There are usually three types of investment options to mix and match within a retirement plan:
Target date funds are the ‘chauffeured’ approach to investing. Like a chauffeur who drives you to your intended destination using their chosen route, this fund is designed to ‘arrive’ at your desired retirement age (traditionally age 65). Unlike risk tolerance, risk capacity is determined by your investment time horizon, meaning ‘how long until you’ll need the money,” and the allocation between stocks and bonds is based on historical investment returns. This ‘set it and forget it’ approach can be helpful for investors who do not have the time, temperament, or talent to actively manage retirement accounts throughout the years.
A target date fund is like a basket of mutual funds, invested in thousands of diversified stocks and bonds across U.S. and international sectors.
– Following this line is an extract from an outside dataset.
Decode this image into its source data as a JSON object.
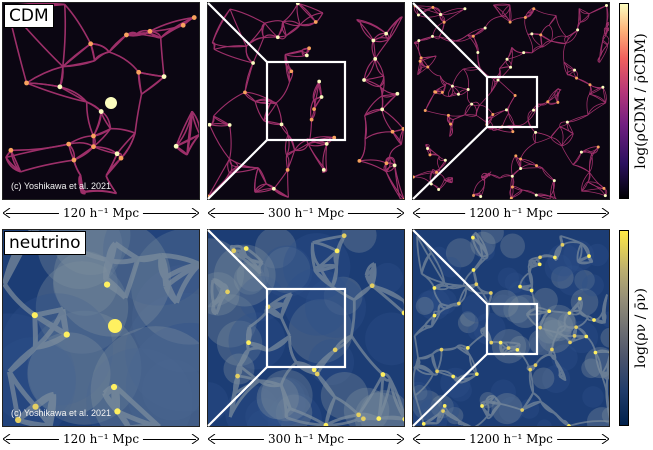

As previously mentioned, you could choose multiple funds from your custom lineup, but target date funds are intended to make your selection simple – choose a single target retirement year and focus your effort on other interests. The target retirement year is identified in the fund’s name; a 2060 fund could be appropriate for someone with a 40-year investment time horizon. The underlying funds are professionally managed by the fund company and rebalanced over time, shifting to fewer stocks and more bonds the closer you get to retirement. Here is a visual representation of how target date funds are allocated to more equity (stock) in the early accumulation years, then shift to more fixed income (bonds and cash) as retirement nears. I analyzed four fund companies for this example, but there are dozens more. These allocations are subject to change, and the data is as of August 31, 2020.
As shown above, the equity allocation of these funds stays above 80% until about 20 years before retirement, then de-risks to a conservatively balanced 40% to 50% equity allocation over the next two decades. You may have noticed that the equity positions level out at retirement age instead of falling to 0%; this indicates that maintaining equity growth in a retirement portfolio is essential to make the savings last up to 30 years or beyond. “Own your age in bonds” is a common investment rule of thumb that is not appropriate for most investors.